When to begin claiming Social Security benefits is one of the most important decisions that you’ll face when it comes to retirement planning. According to a September 2016 Government Accountability Office (GAO) report, Americans don’t always understand how these benefits work.
One example, according to GAO, is the lump-sum payment. Anyone who reaches the Full Retirement Age (FRA) and hasn’t claimed Social Security benefits may receive a lump sum, which is a payment of up to 6 months’ worth of benefits. (FRA is 66, 67 or somewhere in between depending on your birth year.)

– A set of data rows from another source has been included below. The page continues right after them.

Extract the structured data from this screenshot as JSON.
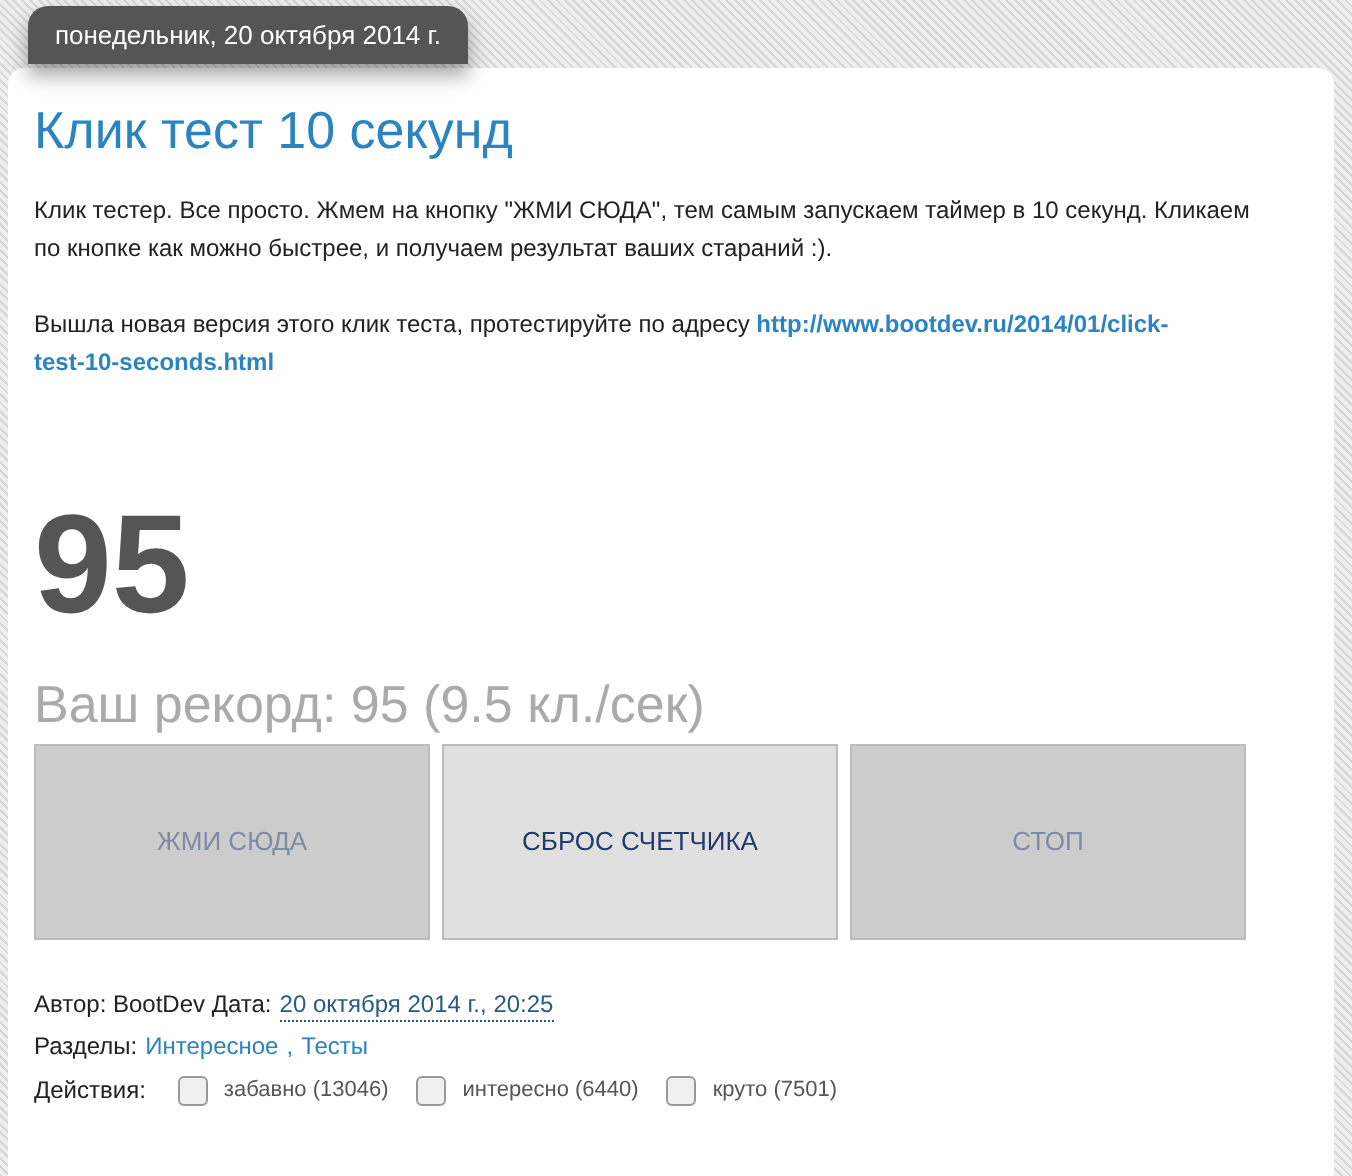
{
  "date_header": "понедельник, 20 октября 2014 г.",
  "post": {
    "title": "Клик тест 10 секунд",
    "intro": "Клик тестер. Все просто. Жмем на кнопку \"ЖМИ СЮДА\", тем самым запускаем таймер в 10 секунд. Кликаем по кнопке как можно быстрее, и получаем результат ваших стараний :).",
    "notice": "Вышла новая версия этого клик теста, протестируйте по адресу",
    "notice_link_lines": [
      "http://www.bootdev.ru/2014/01/click-",
      "test-10-seconds.html"
    ]
  },
  "counter": "95",
  "record": "Ваш рекорд: 95 (9.5 кл./сек)",
  "buttons": [
    {
      "label": "ЖМИ СЮДА",
      "disabled": true
    },
    {
      "label": "СБРОС СЧЕТЧИКА",
      "disabled": false
    },
    {
      "label": "СТОП",
      "disabled": true
    }
  ],
  "meta": {
    "author": "Автор: BootDev Дата:",
    "date_link": "20 октября 2014 г., 20:25",
    "sections_label": "Разделы:",
    "sections": [
      "Интересное",
      "Тесты"
    ],
    "sections_separator": ",",
    "actions_label": "Действия:",
    "reactions": [
      {
        "label": "забавно (13046)",
        "checked": false
      },
      {
        "label": "интересно (6440)",
        "checked": false
      },
      {
        "label": "круто (7501)",
        "checked": false
      }
    ]
  }
}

The lump-sum benefit can help you to offset unexpected expenses, experts say. However, the trade-off is lower permanent payments.
It works like this, according to Ruthann Driscoll of Northwestern Mutual. Let’s say you decide to begin to receive Social Security benefits at age 66 and 6 months and your monthly benefit is $2,080. If you took a 6-month lump-sum payment, the payment would be for only $12,000, not $12,480, and your monthly benefit thereafter would be $2,000, not $2,080. That’s because Social Security rolls back the time for when you started to receive benefits by the same number of months that you used to calculate the payment. In other words, if you took a 6-month lump-sum payment at age 66 and 6 months, Social Security would act as though you started to receive benefits at age 66.
We’ve noted the importance of delaying Social Security benefits for as long as possible up to the maximum age of 70, so we believe that you should try to avoid taking a lump-sum payment.